Foi pensando nisso que Luiz Cláudio Carvalho, diretor-geral do sistema de ensino Integral – colégio e cursinho com três unidades em Campinas e 14 franquias espalhadas principalmente pelo Estado de São Paulo – desenvolveu o Mais (Método de Aprendizagem Integrada). Cada aula é resumida em uma ficha que pode ser arquivada em duas pastas diferentes: em uma ficam as aulas dadas pelos professores e na outra, as aulas estudas. “O aluno sabe exatamente em que disciplina está atrasado e que aulas ele ainda precisa estudar”, diz Carvalho. Um plano de estudos em forma de tabela permite ao vestibulando compor uma agenda pessoal, colorindo cada horário conforme o tipo de atividade: aulas, estudo, lazer, esportes etc. “Muitos pecam por falta de organização, e não de dedicação. Estudam, mas não as matérias necessárias”, completa o educador.

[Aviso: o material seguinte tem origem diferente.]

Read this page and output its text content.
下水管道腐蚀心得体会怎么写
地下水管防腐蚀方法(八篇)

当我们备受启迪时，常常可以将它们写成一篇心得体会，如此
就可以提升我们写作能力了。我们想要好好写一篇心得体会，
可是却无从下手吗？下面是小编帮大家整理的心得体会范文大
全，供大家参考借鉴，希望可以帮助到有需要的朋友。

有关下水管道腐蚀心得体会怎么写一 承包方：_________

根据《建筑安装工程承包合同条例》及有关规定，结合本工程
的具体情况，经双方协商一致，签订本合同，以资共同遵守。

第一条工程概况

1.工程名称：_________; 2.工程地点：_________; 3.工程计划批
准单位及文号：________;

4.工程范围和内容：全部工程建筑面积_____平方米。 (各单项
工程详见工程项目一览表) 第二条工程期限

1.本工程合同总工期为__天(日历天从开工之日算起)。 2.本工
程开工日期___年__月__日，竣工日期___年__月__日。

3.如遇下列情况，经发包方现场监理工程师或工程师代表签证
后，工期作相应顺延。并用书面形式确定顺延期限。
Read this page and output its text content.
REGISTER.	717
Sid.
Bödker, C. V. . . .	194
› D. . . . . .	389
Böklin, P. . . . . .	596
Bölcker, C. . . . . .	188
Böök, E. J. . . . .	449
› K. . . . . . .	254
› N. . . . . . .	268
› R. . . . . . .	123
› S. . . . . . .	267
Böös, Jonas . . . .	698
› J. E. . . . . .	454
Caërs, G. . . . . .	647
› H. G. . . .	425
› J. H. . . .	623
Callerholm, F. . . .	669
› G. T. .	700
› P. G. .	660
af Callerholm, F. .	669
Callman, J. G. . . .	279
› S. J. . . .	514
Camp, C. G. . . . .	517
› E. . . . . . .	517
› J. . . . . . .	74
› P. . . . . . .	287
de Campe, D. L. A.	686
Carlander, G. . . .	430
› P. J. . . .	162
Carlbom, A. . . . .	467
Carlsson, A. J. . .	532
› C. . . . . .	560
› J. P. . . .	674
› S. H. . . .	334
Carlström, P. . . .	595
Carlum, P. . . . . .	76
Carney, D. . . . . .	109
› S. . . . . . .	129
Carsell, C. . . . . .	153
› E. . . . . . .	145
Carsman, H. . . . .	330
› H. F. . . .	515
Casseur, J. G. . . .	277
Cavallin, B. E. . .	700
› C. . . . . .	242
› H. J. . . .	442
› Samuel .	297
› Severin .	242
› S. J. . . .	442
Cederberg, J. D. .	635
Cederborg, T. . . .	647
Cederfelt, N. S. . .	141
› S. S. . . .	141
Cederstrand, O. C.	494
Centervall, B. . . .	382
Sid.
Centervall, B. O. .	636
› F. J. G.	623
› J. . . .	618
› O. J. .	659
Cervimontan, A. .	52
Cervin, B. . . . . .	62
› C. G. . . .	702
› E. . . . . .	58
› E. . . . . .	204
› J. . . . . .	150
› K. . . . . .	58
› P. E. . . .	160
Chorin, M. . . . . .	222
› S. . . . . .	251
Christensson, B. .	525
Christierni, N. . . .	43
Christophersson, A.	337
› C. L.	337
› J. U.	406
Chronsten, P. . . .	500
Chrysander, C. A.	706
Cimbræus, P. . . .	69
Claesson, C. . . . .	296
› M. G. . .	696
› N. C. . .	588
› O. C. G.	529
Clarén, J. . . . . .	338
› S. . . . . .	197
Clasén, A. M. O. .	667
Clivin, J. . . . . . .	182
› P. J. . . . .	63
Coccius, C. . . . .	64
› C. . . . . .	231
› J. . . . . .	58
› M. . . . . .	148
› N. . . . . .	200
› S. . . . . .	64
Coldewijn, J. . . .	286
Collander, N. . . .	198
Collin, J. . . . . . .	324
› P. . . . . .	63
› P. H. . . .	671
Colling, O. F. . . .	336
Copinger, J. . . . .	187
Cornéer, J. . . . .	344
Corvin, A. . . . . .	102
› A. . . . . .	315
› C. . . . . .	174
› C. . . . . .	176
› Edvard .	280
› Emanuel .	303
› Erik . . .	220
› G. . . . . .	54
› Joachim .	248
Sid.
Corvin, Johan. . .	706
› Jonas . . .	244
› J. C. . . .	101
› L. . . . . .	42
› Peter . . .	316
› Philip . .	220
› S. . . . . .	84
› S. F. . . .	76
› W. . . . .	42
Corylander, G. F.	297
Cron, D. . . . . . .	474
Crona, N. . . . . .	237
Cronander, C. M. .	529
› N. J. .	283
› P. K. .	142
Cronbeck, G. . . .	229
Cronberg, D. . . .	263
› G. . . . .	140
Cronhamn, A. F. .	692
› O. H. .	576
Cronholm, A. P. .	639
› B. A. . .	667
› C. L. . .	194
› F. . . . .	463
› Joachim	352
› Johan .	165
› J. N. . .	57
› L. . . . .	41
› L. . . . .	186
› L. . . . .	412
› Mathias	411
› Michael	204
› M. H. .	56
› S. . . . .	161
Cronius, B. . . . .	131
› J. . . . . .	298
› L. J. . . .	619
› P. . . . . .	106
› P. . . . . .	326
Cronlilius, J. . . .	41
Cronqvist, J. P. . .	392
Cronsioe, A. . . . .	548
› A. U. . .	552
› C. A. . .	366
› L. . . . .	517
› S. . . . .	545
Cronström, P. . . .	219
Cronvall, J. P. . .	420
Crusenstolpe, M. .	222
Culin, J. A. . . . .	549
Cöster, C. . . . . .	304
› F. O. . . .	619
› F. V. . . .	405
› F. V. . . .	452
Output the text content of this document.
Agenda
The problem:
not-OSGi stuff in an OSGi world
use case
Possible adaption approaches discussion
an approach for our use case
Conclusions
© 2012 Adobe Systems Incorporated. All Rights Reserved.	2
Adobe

“Sem isso, eu teria dificuldade em estabelecer prioridades e me perderia ao procurar as matérias dos anos anteriores”, elogia Rebeca Dias, 17 anos, candidata a uma vaga em medicina. Preparada para enfrentar uma maratona de seis vestibulares, Rebeca estuda cinco horas por dia em sala de aula e outras seis por conta própria. A cada simulado, analisa os erros para se concentrar nos pontos fracos. A mãe, coisa rara, acha que ela tem estudado demais. Fã de futebol e de handebol, a jovem deixou de jogar bola durante a semana, mas faz questão de dormir pelo menos sete horas por noite. A pelada fica para o domingo. “É um sacrifício que vale a pena”, acredita. É isso aí, Rebeca, falta pouco!